The restaurant industry has been one of the hardest hit by the pandemic, and Norske Nook has not been immune to the challenges.
“We were shut down for only a month, and then we did one month of curbside pickup. That was hard because we weren’t known for takeout. People want to come, sit down, and enjoy their food. It’s a homemade meal. But we did it.
“Each town and county has different regulations for capacity limits and other things, so it’s been really hard. We are short-staffed and have had to cut our hours, days, and menu to keep going,” said Campbell.
When I asked Campbell if there was anything else she’d like to share, she thoughtfully added:
“Norske Nook has something that a lot of restaurants have lost: the home cooking. Most people don’t do that anymore, and we are doing our best to hang on to that. You can tell that our pie bakers and cooks take pride in what they do, from the pie crust to the mashed potatoes and gravy. The Norske Nook is like a family. We’re doing our best to keep going, and I think we will come out of this stronger.”

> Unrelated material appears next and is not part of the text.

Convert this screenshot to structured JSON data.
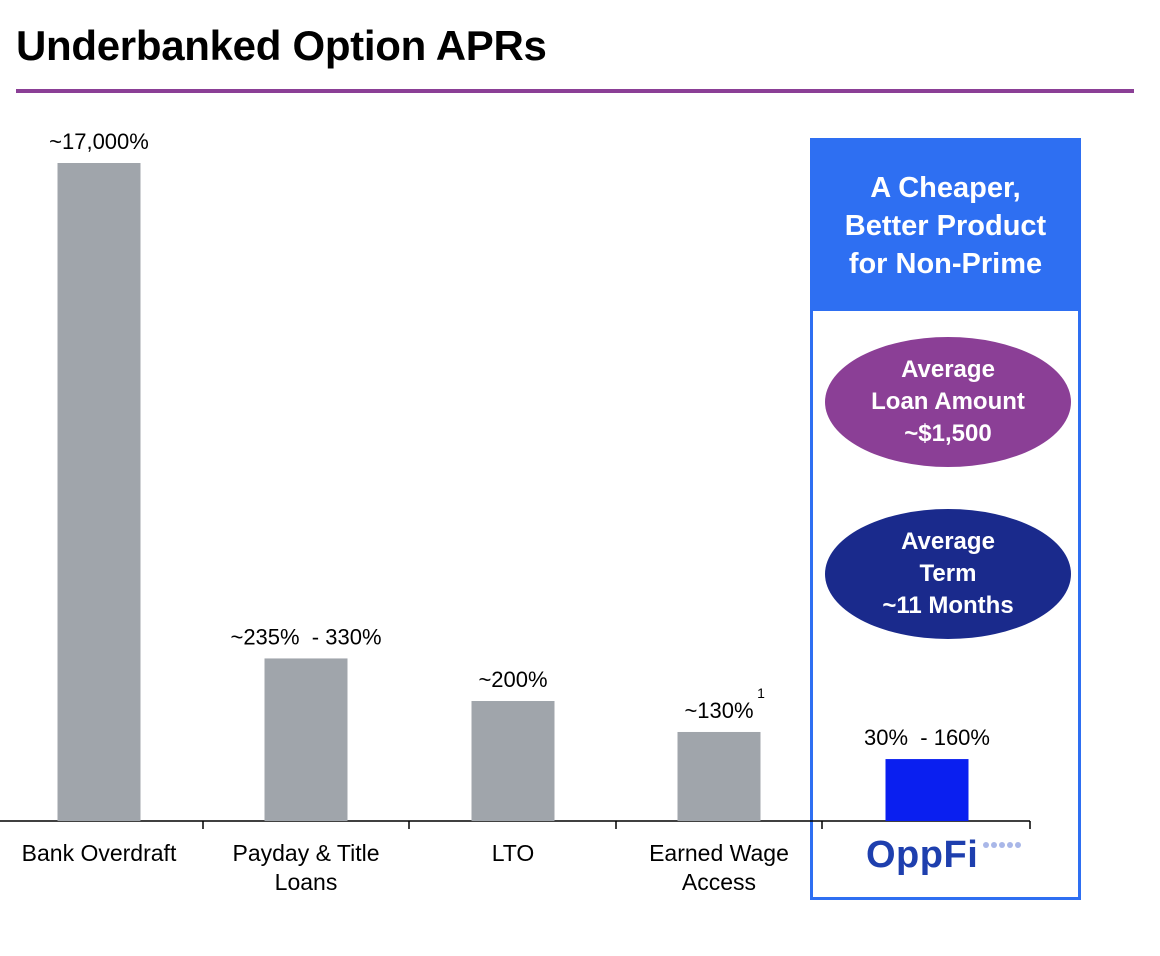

A hearty tusen takk to Stacy Campbell and the crew at Norske Nook for continuing to share the best of Norwegian-American cuisine and hospitality in the Upper Midwest. I look forward to visiting for a slice of pie soon!
Norske Nook has three locations in Wisconsin: DeForest, Rice Lake, and Osseo. Pies are available for local pickup by calling the location, and certain pies are available for nationwide shipping through Goldbelly.
Norske Nook also has two cookbooks: Farm Recipes and Food Secrets from the Norske Nook by Helen Myhre with Mona Vold and The Norske Nook Book of Pies and Other Recipes by Jerry Bechard and Cindee Borton-Parker, both of which are available to purchase online through the Norske Nook website.